A week ago, his mother came over for a visit, and I ended up chatting with her as I struggled to replace a doorknob on our bathroom door. The following are two things she said, and things I didn't say in return, but wish I had. One: "I think a lot of it is just that he's 15." Well and good. But 15 becomes 18 and college and the break from parents that is the first real test to see if one's faith is one's own. It may be a phase, but if he's not sticking close to the sacraments, who's to say the phase won't harden into habit? Without the Eucharist, Mass is just a communal gathering, not communion with the divine. If you're not impressed with the community, why go once Mom and Dad can't make you?

Two: "It's enough for me that he still says, 'I believe in God.'" I think "I believe in Jesus" would be more comforting. God is easier to hate. It's God, after all, who is so problematic for the boy, God who ignored his prayers, God who had a plan for Judas to betray Christ. Jesus, on the other hand, died for his sake, feeds him with his own flesh and wishes to be his beloved friend. Not to create a false distinction, but for a certain mindset, Jesus is easier to cling to than God -- less far-off, less the Grand Architect.

But I could have done worse. Granted, I was witnessing to the mom and not the son, but I did manage to make a couple of worthwhile points: first, theology is not for everyone. Mistakes made there are more costly than in any other intellectual pursuit. Even to begin inquiring necessitates a certain formation -- Augustine said we ought to be familiar with the whole of scripture before we start to interpret, and that's just for starters. The boy's troubles with free will are understandable, and not to be brushed aside with the simple assertion that God makes us free. We say we can do no good apart from God -- His grace is required. So what happens when He doesn't give the necessary grace? But then He also says, "My grace is sufficient for you." And we haven't even started on Augustine and the predestination of the saints.

Even when there is no error, theology is rarely the way to sanctity. Knowing about God is not knowing God. Study is not prayer. When we say that to know God is to love Him, we're not talking about the distinguishing of persons in the Trinity.
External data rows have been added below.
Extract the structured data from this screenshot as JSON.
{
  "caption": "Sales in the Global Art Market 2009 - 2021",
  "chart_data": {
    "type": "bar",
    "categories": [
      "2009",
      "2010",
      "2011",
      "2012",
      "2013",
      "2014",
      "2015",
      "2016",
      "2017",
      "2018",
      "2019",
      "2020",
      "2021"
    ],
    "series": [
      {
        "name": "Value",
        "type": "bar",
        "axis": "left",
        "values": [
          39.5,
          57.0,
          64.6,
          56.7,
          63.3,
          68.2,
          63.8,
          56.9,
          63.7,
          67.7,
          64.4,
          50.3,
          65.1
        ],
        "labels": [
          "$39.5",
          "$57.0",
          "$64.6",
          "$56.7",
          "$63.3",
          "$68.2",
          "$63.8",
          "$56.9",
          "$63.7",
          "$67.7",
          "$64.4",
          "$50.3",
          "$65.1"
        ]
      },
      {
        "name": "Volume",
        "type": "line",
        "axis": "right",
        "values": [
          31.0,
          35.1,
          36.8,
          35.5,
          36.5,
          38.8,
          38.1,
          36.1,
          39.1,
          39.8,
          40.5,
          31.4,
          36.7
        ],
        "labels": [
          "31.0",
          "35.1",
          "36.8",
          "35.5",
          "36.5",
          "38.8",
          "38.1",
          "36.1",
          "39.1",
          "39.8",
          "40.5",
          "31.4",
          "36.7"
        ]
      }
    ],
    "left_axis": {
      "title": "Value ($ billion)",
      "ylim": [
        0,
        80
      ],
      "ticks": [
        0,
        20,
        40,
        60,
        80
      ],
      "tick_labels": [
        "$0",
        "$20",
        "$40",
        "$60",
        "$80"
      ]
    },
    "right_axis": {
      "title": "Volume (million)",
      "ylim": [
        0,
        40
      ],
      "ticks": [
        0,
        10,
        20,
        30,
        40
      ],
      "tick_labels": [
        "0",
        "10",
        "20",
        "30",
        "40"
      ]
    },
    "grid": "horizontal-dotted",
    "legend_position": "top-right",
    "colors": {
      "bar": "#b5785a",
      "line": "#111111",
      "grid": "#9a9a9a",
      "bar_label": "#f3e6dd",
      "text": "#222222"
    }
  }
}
It's tempting to tell the boy to accept that he's 15 and in thrall to his passions -- in this case, anger over the death of his grandfather. That he needs to get over himself and accept that his understanding is limited, and should not be employed as the measure of the Faith. But what I think I'll actually say is this: The first time I read the name of Flannery O'Connor was in the liner notes to a Christian (in this case, Catholic) rock album, Steve Taylor's I Predict 1990. (This was in 1987; I was 14.) The last song on the album was a ballad entitled "Harder to Believe Than Not To." The title was taken from O'Connor's statement in a letter that "it's much harder to believe than not to believe." Your family is Catholic, so you see unbelief as outside the norm, appealing to a teenager struggling for identity. But there are a thousand reasons not to believe. Quit flirting with despair and start digging for faith.